Es ist früh um zehn bei ihm in L.A., als er sich meldet, um über seinen jüngsten Doku-Aufschlag im ZDF zu sprechen. Im, Verzeihung, recht ordinären Hausschwein fand er, der „Schauspieler, Dokumentarfilmer und Gelegenheitsautor“ (Selbstbeschreibung), wieder das passende symbolische Tier, um auf ein Umweltproblem aufmerksam zu machen. Ordinär ist es halt im Vergleich zu Nashorn, Hai & Co., denen er zuvor schon in der auf inzwischen 13 Teile angewachsenen Doku-Reihe „Im Einsatz für...“-Filme gewidmet hat.

Andererseits, pandemietechnisch war es sicher einfacher, die rosa Borstentiere in Österreich zu tätscheln und Richard David Precht zum tierphilosophischen Tête-à-Tête in einen deutschen Schlachthof zu bugsieren, als irgendeinem Wildtier irgendwo am anderen Ende der Welt nachzuspüren. Aber hey, die Bilder aus Brandenburg, ab 30. Mai in der ZDF-Mediathek zu sehen, stehen denen aus British Columbia oder Borneo in punkto production value in (fast) nichts nach. Die Message ist wie immer klar wie Kloßbrühe: Schweine sind keine Schnitzel auf vier Beinen, sondern so „unglaublich smarte, lernfähige, soziale, neugierige Viecher“, wie Schweineliebhaber Hannes Jaenicke schwärmt, als dass man sie in Massen halten, foltern und töten sollte.

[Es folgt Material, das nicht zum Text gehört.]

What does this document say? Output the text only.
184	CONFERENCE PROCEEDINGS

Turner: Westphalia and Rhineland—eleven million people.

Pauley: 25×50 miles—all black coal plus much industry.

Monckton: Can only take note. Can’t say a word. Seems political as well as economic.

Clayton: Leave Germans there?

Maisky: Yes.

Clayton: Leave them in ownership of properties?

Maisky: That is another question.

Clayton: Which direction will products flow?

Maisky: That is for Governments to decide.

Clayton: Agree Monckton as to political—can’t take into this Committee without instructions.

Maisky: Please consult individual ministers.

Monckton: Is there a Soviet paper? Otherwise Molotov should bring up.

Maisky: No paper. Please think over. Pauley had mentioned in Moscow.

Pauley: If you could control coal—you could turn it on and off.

Er selbst hält keins. Anders als seine Kollegen George Clooney und Julia Roberts. Dafür ist unser Star in Hollywood, der als NASA-Ingenieur in „Fallout“ US-Karriere machte, zu viel unterwegs. Wenn er sich nicht an Kaliforniens Küste aufhält, dreht er Stunts in Amsterdam für die ARD oder schmaucht in Utting am Ammersee Zigarre. Und zwischendrin bricht er eben zur Mission Weltrettung im Auftrag des ZDF auf. Ein bisschen viel Reiserei. Aber was sagte Hannes Jaenicke in einer Talkshow von besagtem Pierre M. Krause (die beiden mögen sich wirklich sehr): „Ich bin eben total inkonsequent in meinem ganzen grünen Öko-Gelaber.“

Hannes Jaenicke © WDR/Annika Fußwinkel
In einer Zeit, in der jeder und jede durch Gar-nicht-Autofahren, Frieren-für-den-Frieden und Veggie-Burger-Grillen sich zum superheldenhaften Retter von Natur und Klima aufschwingen kann, gehört Hannes Jaenicke dennoch zu den Konsequenteren. Er ist ein early mover and shaker.

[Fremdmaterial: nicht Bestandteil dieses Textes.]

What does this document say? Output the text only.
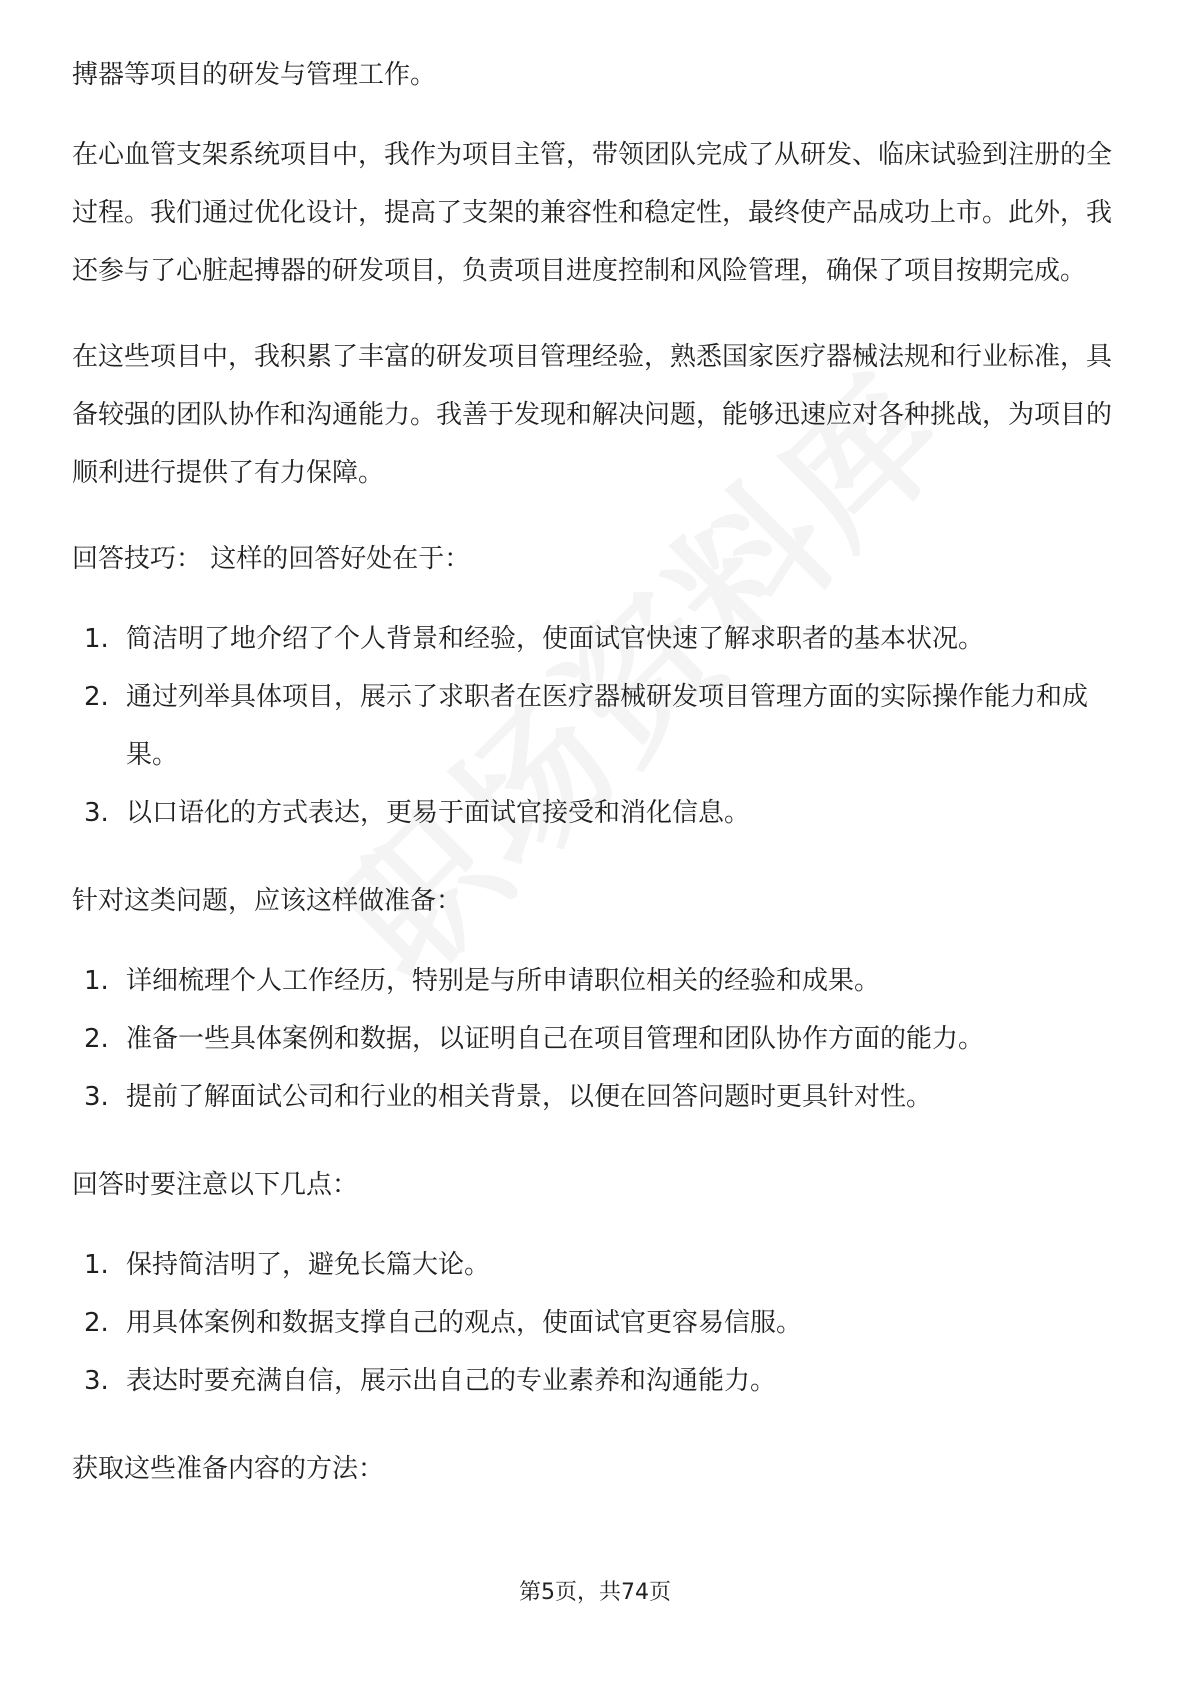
搏器等项目的研发与管理工作。

在心血管支架系统项目中，我作为项目主管，带领团队完成了从研发、临床试验到注册的全过程。我们通过优化设计，提高了支架的兼容性和稳定性，最终使产品成功上市。此外，我还参与了心脏起搏器的研发项目，负责项目进度控制和风险管理，确保了项目按期完成。

在这些项目中，我积累了丰富的研发项目管理经验，熟悉国家医疗器械法规和行业标准，具备较强的团队协作和沟通能力。我善于发现和解决问题，能够迅速应对各种挑战，为项目的顺利进行提供了有力保障。

回答技巧： 这样的回答好处在于：

1. 简洁明了地介绍了个人背景和经验，使面试官快速了解求职者的基本状况。
2. 通过列举具体项目，展示了求职者在医疗器械研发项目管理方面的实际操作能力和成果。
3. 以口语化的方式表达，更易于面试官接受和消化信息。

针对这类问题，应该这样做准备：

1. 详细梳理个人工作经历，特别是与所申请职位相关的经验和成果。
2. 准备一些具体案例和数据，以证明自己在项目管理和团队协作方面的能力。
3. 提前了解面试公司和行业的相关背景，以便在回答问题时更具针对性。

回答时要注意以下几点：

1. 保持简洁明了，避免长篇大论。
2. 用具体案例和数据支撑自己的观点，使面试官更容易信服。
3. 表达时要充满自信，展示出自己的专业素养和沟通能力。

获取这些准备内容的方法：

第5页，共74页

Seine Stunde der Individual-Heroik schlug, als ihm am Regensburger Gymnasium der erste Bart spross und von der anderen Seite des Ozeans die Anti-Atom-Rufe friedensbewegter Aktivisten bis in die Oberpfalz herüberhallten. Die alsbald eingegangene Greenpeace-Mitgliedschaft toppte der rebel with a cause mit „Stoppt Strauß“-Protest und wenig später mit „Stopp, Fleisch“-Gelübde für sich selbst. Von seinem Vater, einem Naturwissenschaftler und Sozialdemokraten, hatte er das nicht.

Rainer Jaenicke glaubte fest daran, dass man wissenschaftlich alles lösen könne. Während er also Atomkraft zur Lösung unserer Energieprobleme befürwortete, hörte der Filius „No Nukes“ von Springsteen & Co. rauf und runter. Mutlangen, Wackersdorf, Gründung der Grünen – er sei ein typisches Siebzigerjahre-Kind, sagt Hannes Jaenicke heute. Es geht ihm nicht in den Kopf, „dass seitdem fast alles in die falsche Richtung läuft“.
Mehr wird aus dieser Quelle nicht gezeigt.